Logger Pro calculates the uncertainty of the parameters in fitted lines and curves using all of the data points by means of standard curve fitting algorithms. Conceptually, as a fit parameter is less constrained by the data points, typically due to scatter of the points about the fitted line, the lower constraint is reflected in a larger uncertainty.

Some specific curricula use an alternate technique for estimating the minimum and maximum slope of a fitted line using only two points, the left- and right-most points, along with their uncertainty ranges. Logger Pro does not directly support this technique, but it can easily be performed for linear fits by using the Moveable Fit feature.

To do this,

  1. Construct a graph of your data with error bars plotted.
  2. Perform a standard linear fit to get the slope of the fit representing all the points.
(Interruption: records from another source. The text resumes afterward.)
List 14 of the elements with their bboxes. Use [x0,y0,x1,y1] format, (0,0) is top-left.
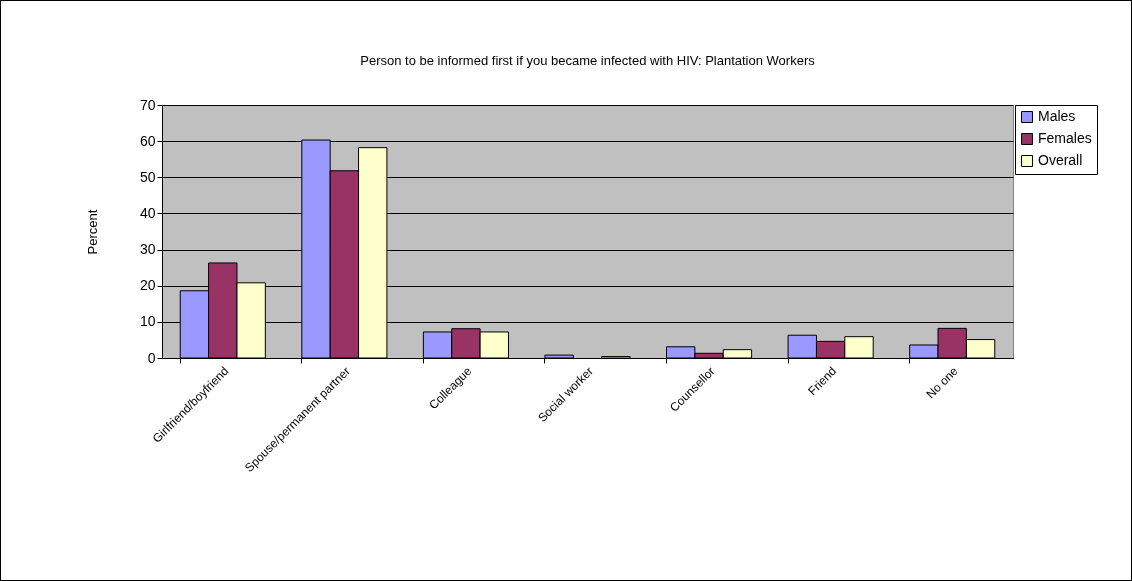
y-tick-label: 50 [139,168,156,185]
y-tick-label: 10 [139,313,156,330]
legend-label: Females [1038,130,1092,146]
y-tick-label: 0 [147,349,156,366]
chart-title: Person to be informed first if you became infected with HIV: Plantation Workers [360,53,816,68]
y-tick-label: 40 [139,204,156,221]
x-tick-label: No one [923,363,961,402]
legend-label: Males [1038,108,1076,124]
y-tick-label: 70 [139,96,156,113]
legend-label: Overall [1038,152,1083,168]
y-tick-label: 30 [139,241,156,258]
y-axis-title: Percent [84,209,100,255]
y-tick-label: 20 [139,277,156,294]
y-tick-label: 60 [139,132,156,149]
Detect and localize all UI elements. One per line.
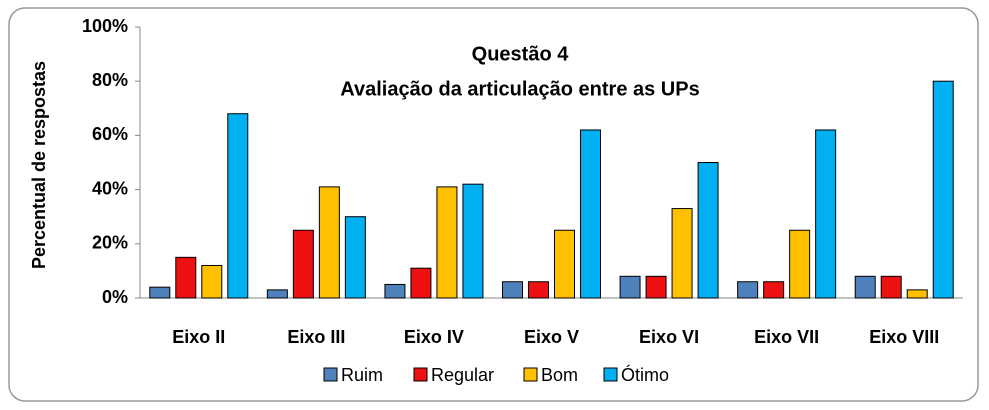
y-tick-label: 60% [92, 124, 128, 144]
bar [410, 267, 432, 299]
bar [671, 208, 693, 299]
bar [580, 129, 601, 299]
x-tick-label: Eixo VI [639, 327, 699, 347]
bar [932, 80, 954, 299]
y-tick-label: 80% [92, 70, 128, 90]
chart-title: Questão 4 [472, 43, 570, 65]
bar [763, 281, 785, 299]
bar [266, 289, 288, 299]
y-tick-label: 100% [82, 16, 128, 36]
x-tick-label: Eixo VII [754, 327, 819, 347]
x-tick-label: Eixo VIII [869, 327, 939, 347]
bar [149, 286, 171, 299]
bar [436, 186, 458, 299]
x-tick-label: Eixo III [287, 327, 345, 347]
legend-label: Ruim [341, 365, 383, 385]
bar [880, 275, 902, 299]
x-tick-label: Eixo V [524, 327, 579, 347]
bar [528, 281, 549, 299]
legend-swatch [413, 367, 428, 382]
bar [175, 256, 197, 299]
bar [384, 283, 406, 299]
bar [554, 229, 575, 299]
y-tick-label: 0% [102, 287, 128, 307]
y-tick-label: 40% [92, 178, 128, 198]
bar [502, 281, 523, 299]
legend-label: Regular [431, 365, 494, 385]
y-tick-label: 20% [92, 233, 128, 253]
chart-frame [8, 7, 979, 402]
y-axis-label: Percentual de respostas [29, 61, 49, 269]
bar [854, 275, 876, 299]
legend-label: Ótimo [621, 364, 669, 385]
bar [789, 229, 811, 299]
bar [201, 264, 223, 299]
bar [292, 229, 314, 299]
legend-swatch [603, 367, 618, 382]
bar [227, 113, 249, 299]
legend-swatch [523, 367, 538, 382]
bar [815, 129, 837, 299]
x-tick-label: Eixo II [172, 327, 225, 347]
bar [344, 216, 366, 299]
bar [906, 289, 928, 299]
bar [697, 162, 719, 299]
legend-label: Bom [541, 365, 578, 385]
legend-swatch [323, 367, 338, 382]
bar [462, 183, 484, 299]
x-tick-label: Eixo IV [404, 327, 464, 347]
bar [645, 275, 667, 299]
bar [318, 186, 340, 299]
chart-subtitle: Avaliação da articulação entre as UPs [340, 78, 699, 100]
bar [619, 275, 641, 299]
bar [737, 281, 759, 299]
  3. Choose Model from the Analyze menu, and select the linear equation; note the inserted helper object with slope and intercept displayed.
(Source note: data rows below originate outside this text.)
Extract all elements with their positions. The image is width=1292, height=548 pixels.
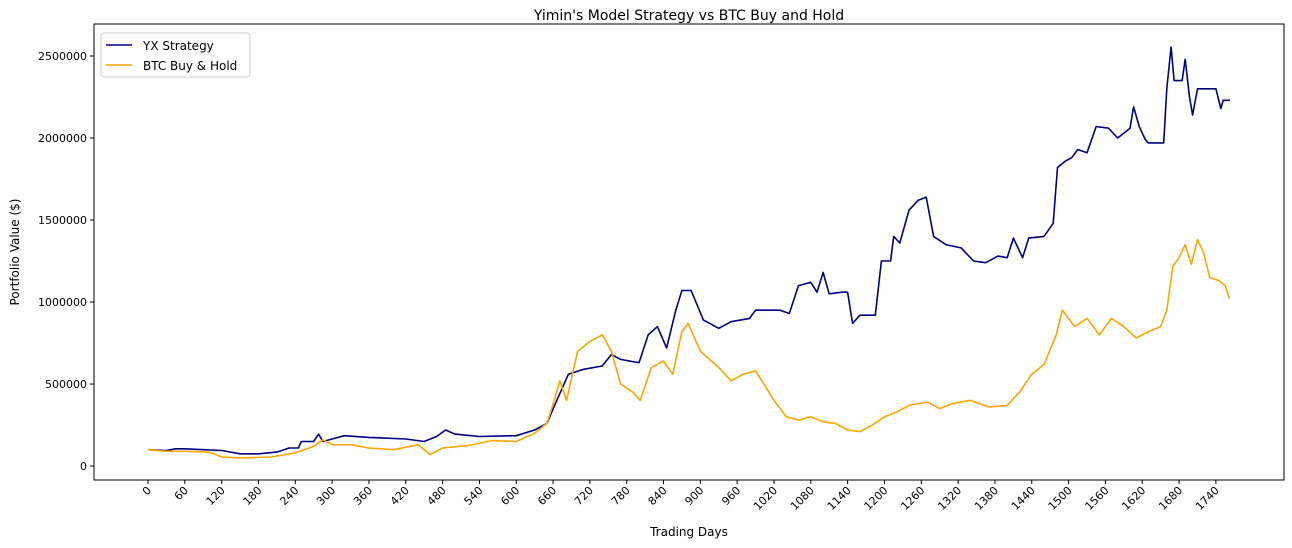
x-tick-label: 180 xyxy=(241,484,265,508)
x-tick-label: 1020 xyxy=(751,484,780,513)
y-tick-label: 2000000 xyxy=(38,132,87,145)
y-tick-label: 1500000 xyxy=(38,214,87,227)
y-axis: 0 500000 1000000 1500000 2000000 2500000 xyxy=(38,50,94,473)
x-tick-label: 780 xyxy=(609,484,633,508)
series-line-1 xyxy=(147,238,1231,459)
y-tick-label: 2500000 xyxy=(38,50,87,63)
x-tick-label: 660 xyxy=(535,484,559,508)
x-tick-label: 300 xyxy=(314,484,338,508)
y-tick-label: 500000 xyxy=(45,378,87,391)
y-tick-label: 0 xyxy=(80,460,87,473)
x-tick-label: 240 xyxy=(277,484,301,508)
legend-label-yx: YX Strategy xyxy=(142,39,214,53)
chart-title: Yimin's Model Strategy vs BTC Buy and Ho… xyxy=(533,8,844,24)
x-tick-label: 1380 xyxy=(972,484,1001,513)
x-tick-label: 360 xyxy=(351,484,375,508)
x-tick-label: 1680 xyxy=(1156,484,1185,513)
x-tick-label: 720 xyxy=(572,484,596,508)
x-axis-label: Trading Days xyxy=(649,525,728,539)
axes-frame xyxy=(93,23,1285,481)
x-axis: 0 60 120 180 240 300 360 420 480 540 600 660 720 780 8… xyxy=(140,480,1222,513)
legend-label-btc: BTC Buy & Hold xyxy=(143,59,237,73)
x-tick-label: 1500 xyxy=(1046,484,1075,513)
x-tick-label: 1320 xyxy=(935,484,964,513)
series-line-0 xyxy=(147,46,1230,455)
x-tick-label: 1200 xyxy=(862,484,891,513)
x-tick-label: 1560 xyxy=(1083,484,1112,513)
plot-lines xyxy=(147,46,1231,459)
x-tick-label: 1620 xyxy=(1119,484,1148,513)
x-tick-label: 840 xyxy=(646,484,670,508)
x-tick-label: 960 xyxy=(719,484,743,508)
x-tick-label: 120 xyxy=(204,484,228,508)
x-tick-label: 1140 xyxy=(825,484,854,513)
x-tick-label: 600 xyxy=(498,484,522,508)
x-tick-label: 540 xyxy=(461,484,485,508)
x-tick-label: 900 xyxy=(682,484,706,508)
x-tick-label: 480 xyxy=(425,484,449,508)
y-axis-label: Portfolio Value ($) xyxy=(8,199,22,306)
x-tick-label: 1740 xyxy=(1193,484,1222,513)
x-tick-label: 1260 xyxy=(898,484,927,513)
legend-box xyxy=(100,32,251,78)
x-tick-label: 1080 xyxy=(788,484,817,513)
legend: YX Strategy BTC Buy & Hold xyxy=(100,32,251,78)
x-tick-label: 1440 xyxy=(1009,484,1038,513)
x-tick-label: 60 xyxy=(172,484,191,503)
x-tick-label: 0 xyxy=(140,484,154,498)
x-tick-label: 420 xyxy=(388,484,412,508)
y-tick-label: 1000000 xyxy=(38,296,87,309)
  4. Double click on the helper object and select the option for Enable Line Drag. The movable linear fit can now be adjusted by dragging one of the three handles on the line. The center handle adjusts the Y-intercept, the outer two handles can be used to rotate the line about the far edge. If the X axis is scaled from zero, then the right handle will control the slope while leaving the Y-intercept alone.
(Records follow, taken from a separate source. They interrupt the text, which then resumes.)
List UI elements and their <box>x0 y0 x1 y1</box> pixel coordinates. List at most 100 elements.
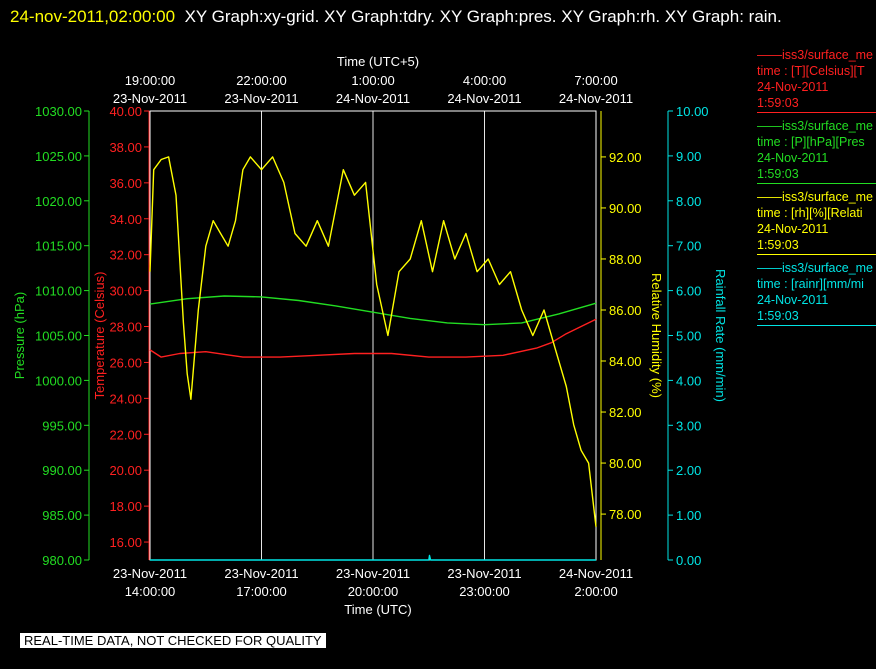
legend-date: 24-Nov-2011 <box>757 80 829 94</box>
bottom-tick-date: 23-Nov-2011 <box>447 566 521 581</box>
rainfall-tick-label: 0.00 <box>676 553 701 568</box>
legend: ——iss3/surface_me time : [T][Celsius][T 24… <box>757 47 876 331</box>
top-tick-time: 1:00:00 <box>351 73 394 88</box>
temperature-tick-label: 36.00 <box>109 176 142 191</box>
header-graph-list: XY Graph:xy-grid. XY Graph:tdry. XY Grap… <box>184 7 782 26</box>
temperature-tick-label: 30.00 <box>109 284 142 299</box>
header-title: 24-nov-2011,02:00:00 XY Graph:xy-grid. X… <box>10 2 870 31</box>
series-line-rainfall-rate <box>150 554 596 561</box>
bottom-tick-time: 17:00:00 <box>236 584 287 599</box>
pressure-tick-label: 1030.00 <box>35 104 82 119</box>
rainfall-tick-label: 10.00 <box>676 104 709 119</box>
rainfall-axis-label: Rainfall Rate (mm/min) <box>713 269 728 402</box>
legend-line: ——iss3/surface_me <box>757 190 874 204</box>
pressure-tick-label: 1000.00 <box>35 373 82 388</box>
pressure-tick-label: 1025.00 <box>35 149 82 164</box>
top-tick-time: 7:00:00 <box>574 73 617 88</box>
legend-time: 1:59:03 <box>757 96 799 110</box>
legend-line: ——iss3/surface_me <box>757 48 874 62</box>
humidity-axis-label: Relative Humidity (%) <box>649 273 664 398</box>
rainfall-tick-label: 3.00 <box>676 418 701 433</box>
temperature-tick-label: 22.00 <box>109 427 142 442</box>
top-tick-date: 23-Nov-2011 <box>224 91 298 106</box>
rainfall-tick-label: 8.00 <box>676 194 701 209</box>
top-tick-date: 24-Nov-2011 <box>336 91 410 106</box>
legend-separator <box>757 254 876 255</box>
rainfall-tick-label: 7.00 <box>676 239 701 254</box>
rainfall-tick-label: 6.00 <box>676 284 701 299</box>
rainfall-tick-label: 1.00 <box>676 508 701 523</box>
bottom-tick-time: 2:00:00 <box>574 584 617 599</box>
pressure-tick-label: 980.00 <box>42 553 82 568</box>
pressure-axis-label: Pressure (hPa) <box>12 292 27 379</box>
temperature-tick-label: 38.00 <box>109 140 142 155</box>
header-date: 24-nov-2011,02:00:00 <box>10 7 176 26</box>
top-axis-label: Time (UTC+5) <box>337 54 419 69</box>
temperature-tick-label: 16.00 <box>109 535 142 550</box>
temperature-tick-label: 40.00 <box>109 104 142 119</box>
legend-field: time : [T][Celsius][T <box>757 64 865 78</box>
bottom-axis-label: Time (UTC) <box>344 602 411 617</box>
bottom-tick-date: 23-Nov-2011 <box>113 566 187 581</box>
pressure-tick-label: 1015.00 <box>35 239 82 254</box>
legend-line: ——iss3/surface_me <box>757 261 874 275</box>
humidity-tick-label: 78.00 <box>609 507 642 522</box>
top-tick-date: 23-Nov-2011 <box>113 91 187 106</box>
temperature-tick-label: 28.00 <box>109 320 142 335</box>
legend-separator <box>757 325 876 326</box>
temperature-axis-label: Temperature (Celsius) <box>92 272 107 400</box>
humidity-tick-label: 88.00 <box>609 252 642 267</box>
bottom-tick-date: 23-Nov-2011 <box>224 566 298 581</box>
top-tick-time: 19:00:00 <box>125 73 176 88</box>
legend-field: time : [rainr][mm/mi <box>757 277 864 291</box>
bottom-tick-time: 23:00:00 <box>459 584 510 599</box>
top-tick-date: 24-Nov-2011 <box>559 91 633 106</box>
rainfall-tick-label: 9.00 <box>676 149 701 164</box>
bottom-tick-date: 23-Nov-2011 <box>336 566 410 581</box>
rainfall-tick-label: 2.00 <box>676 463 701 478</box>
top-tick-time: 4:00:00 <box>463 73 506 88</box>
legend-date: 24-Nov-2011 <box>757 222 829 236</box>
humidity-tick-label: 92.00 <box>609 150 642 165</box>
temperature-tick-label: 34.00 <box>109 212 142 227</box>
pressure-tick-label: 1020.00 <box>35 194 82 209</box>
bottom-tick-time: 14:00:00 <box>125 584 176 599</box>
temperature-tick-label: 20.00 <box>109 463 142 478</box>
top-tick-date: 24-Nov-2011 <box>447 91 521 106</box>
pressure-tick-label: 990.00 <box>42 463 82 478</box>
top-tick-time: 22:00:00 <box>236 73 287 88</box>
pressure-tick-label: 1005.00 <box>35 329 82 344</box>
legend-line: ——iss3/surface_me <box>757 119 874 133</box>
humidity-tick-label: 82.00 <box>609 405 642 420</box>
legend-field: time : [P][hPa][Pres <box>757 135 865 149</box>
quality-warning: REAL-TIME DATA, NOT CHECKED FOR QUALITY <box>20 633 326 648</box>
legend-separator <box>757 183 876 184</box>
legend-time: 1:59:03 <box>757 238 799 252</box>
humidity-tick-label: 84.00 <box>609 354 642 369</box>
legend-time: 1:59:03 <box>757 167 799 181</box>
rainfall-tick-label: 5.00 <box>676 329 701 344</box>
humidity-tick-label: 80.00 <box>609 456 642 471</box>
bottom-tick-date: 24-Nov-2011 <box>559 566 633 581</box>
bottom-tick-time: 20:00:00 <box>348 584 399 599</box>
temperature-tick-label: 32.00 <box>109 248 142 263</box>
series-line-relative-humidity <box>149 156 597 527</box>
temperature-tick-label: 26.00 <box>109 355 142 370</box>
pressure-tick-label: 1010.00 <box>35 284 82 299</box>
legend-date: 24-Nov-2011 <box>757 151 829 165</box>
pressure-tick-label: 995.00 <box>42 418 82 433</box>
humidity-tick-label: 90.00 <box>609 201 642 216</box>
series-line-pressure <box>149 295 597 326</box>
legend-date: 24-Nov-2011 <box>757 293 829 307</box>
temperature-tick-label: 18.00 <box>109 499 142 514</box>
legend-separator <box>757 112 876 113</box>
temperature-tick-label: 24.00 <box>109 391 142 406</box>
legend-time: 1:59:03 <box>757 309 799 323</box>
humidity-tick-label: 86.00 <box>609 303 642 318</box>
legend-field: time : [rh][%][Relati <box>757 206 863 220</box>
  5. Using the draggable line handles, move the line so that it runs from the top of the error bar on the left-most point to the bottom of the error bar on the right-most. The slope of this line is your minimum slope.
  6. Add another Model and set it to use line drag.
  7. Using the draggable line handles, move the line so that it runs from the bottom of the error bar on the left-most point to the top of the error bar on the right-most. The slope of this line is your maximum slope.

Note that if the whole set of points is used for determining the best slope, and the above method is used to determine the min and max slopes, it is possible to have the best slope not be between the min and max slopes. This can happen since the min and max are determined using only two points, and not all the data.